Partially averaged Navier-Stokes closure modeling for variable-density turbulent flow

Abstract

This work extends the framework of the partially-averaged Navier-Stokes (PANS) equations to variable-density flow, \text{i.e.}, multi-material and/or compressible mixing problems with density variations and production of turbulence kinetic energy by both shear and buoyancy mechanisms. The proposed methodology is utilized to derive the PANS BHR-LEVM closure. This includes \textit{a-priori} testing to analyze and develop guidelines toward the efficient selection of the parameters controlling the physical resolution and, consequently, the range of resolved scales of PANS. Two archetypal test-cases involving transient turbulence, hydrodynamic instabilities, and coherent structures are used to illustrate the accuracy and potential of the method: the Taylor-Green vortex (TGV) at Reynolds number $\mathrm{Re}=3000$, and the Rayleigh-Taylor (RT) flow at Atwood number $0.5$ and $(\mathrm{Re})_{\max}\approx 500$. These representative problems, for which turbulence is generated by shear and buoyancy processes, constitute the initial validation space of the new model, and their results are comprehensively discussed in two subsequent studies.
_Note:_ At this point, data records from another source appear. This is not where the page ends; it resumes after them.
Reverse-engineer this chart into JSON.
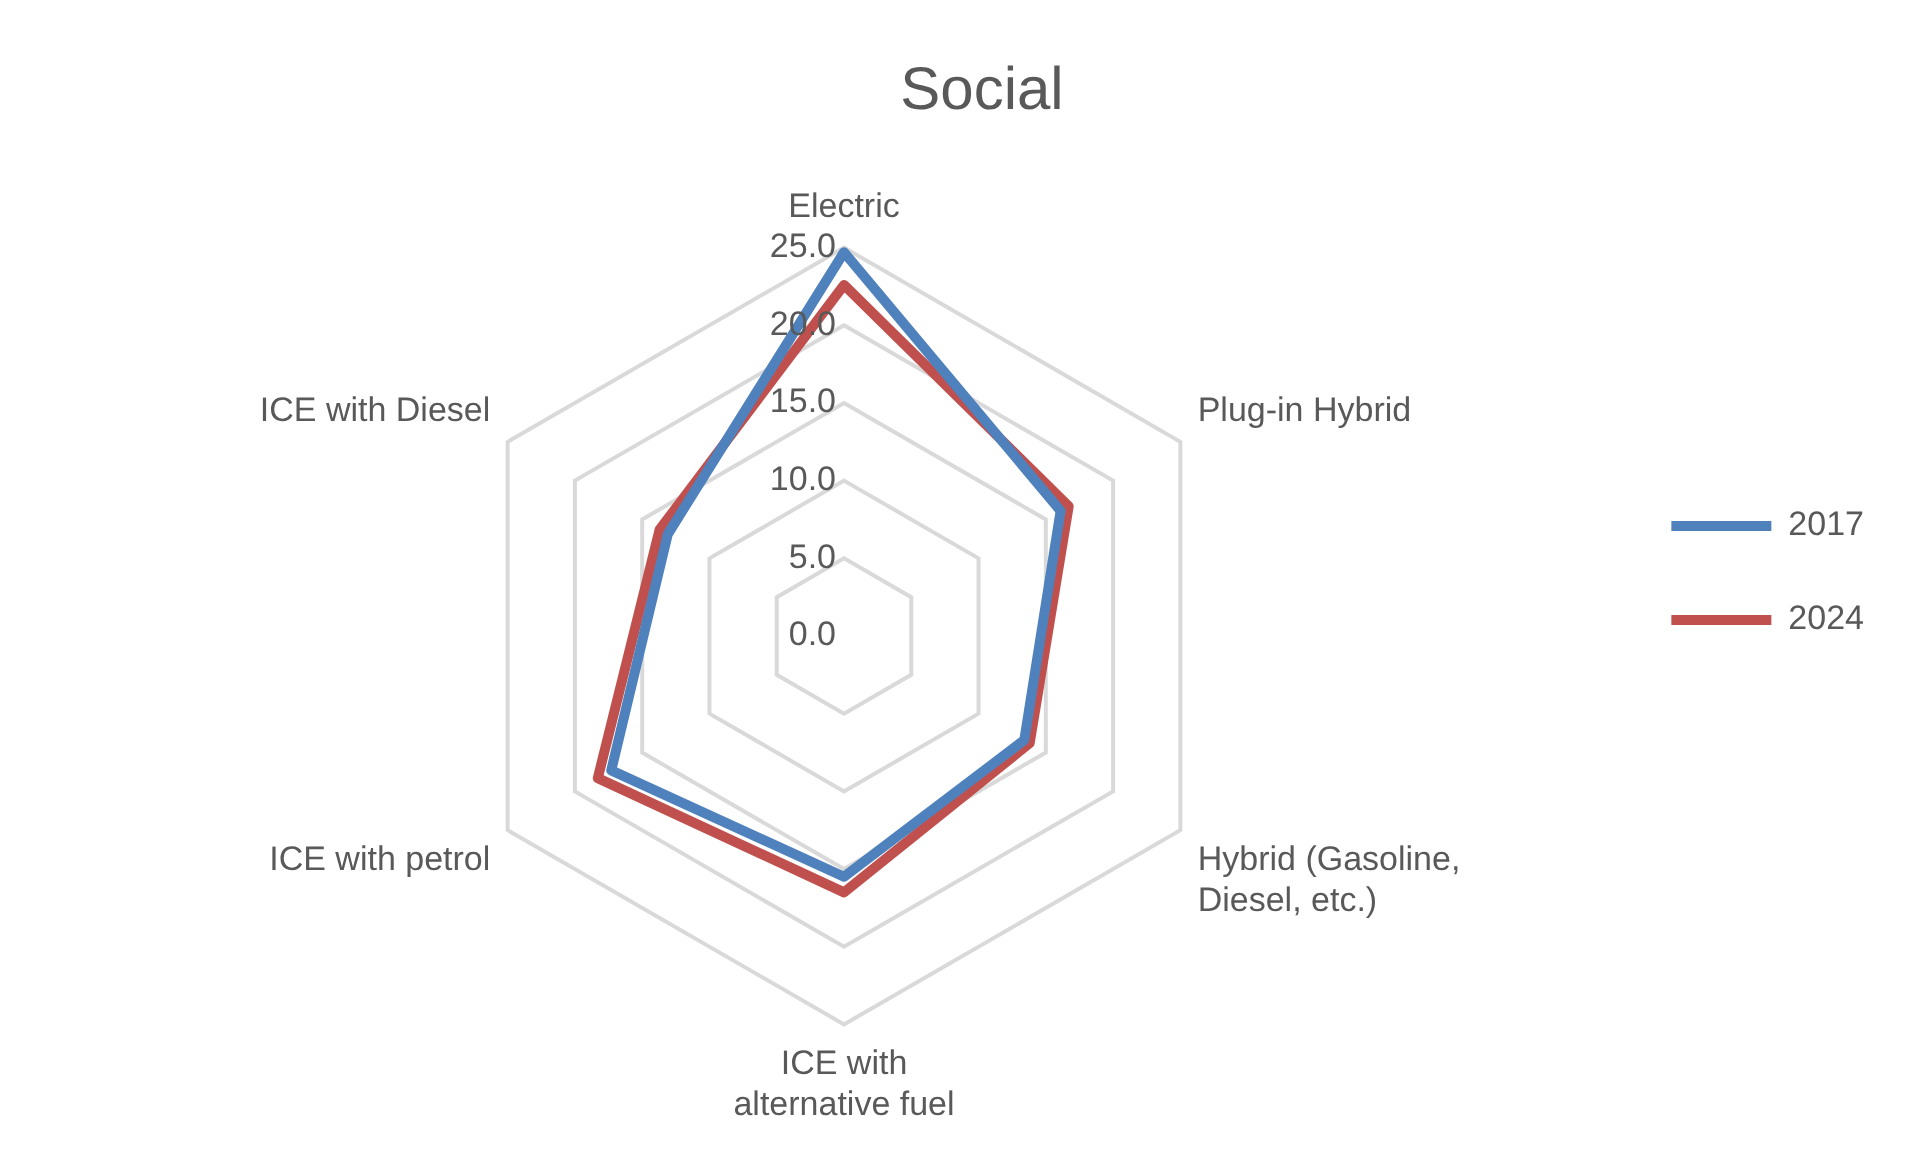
{
  "chart_data": {
    "type": "radar",
    "title": "Social",
    "categories": [
      "Electric",
      "Plug-in Hybrid",
      "Hybrid (Gasoline, Diesel, etc.)",
      "ICE with alternative fuel",
      "ICE with petrol",
      "ICE with Diesel"
    ],
    "series": [
      {
        "name": "2017",
        "color": "#4f81bd",
        "values": [
          24.7,
          16.1,
          13.4,
          15.5,
          17.3,
          13.1
        ]
      },
      {
        "name": "2024",
        "color": "#c0504d",
        "values": [
          22.6,
          16.7,
          13.8,
          16.5,
          18.3,
          13.7
        ]
      }
    ],
    "ylim": [
      0,
      25
    ],
    "yticks": [
      {
        "value": 0,
        "label": "0.0"
      },
      {
        "value": 5,
        "label": "5.0"
      },
      {
        "value": 10,
        "label": "10.0"
      },
      {
        "value": 15,
        "label": "15.0"
      },
      {
        "value": 20,
        "label": "20.0"
      },
      {
        "value": 25,
        "label": "25.0"
      }
    ],
    "grid": true,
    "legend": "right",
    "marker": "none"
  }
}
The computations indicate that PANS can accurately predict the selected flow problems, resolving only a fraction of the scales of large eddy simulation and direct numerical simulation strategies. The results also reiterate that the physical resolution of the PANS model must guarantee that the key instabilities and coherent structures of the flow are resolved. The remaining scales can be modeled through an adequate turbulence scale-dependent closure.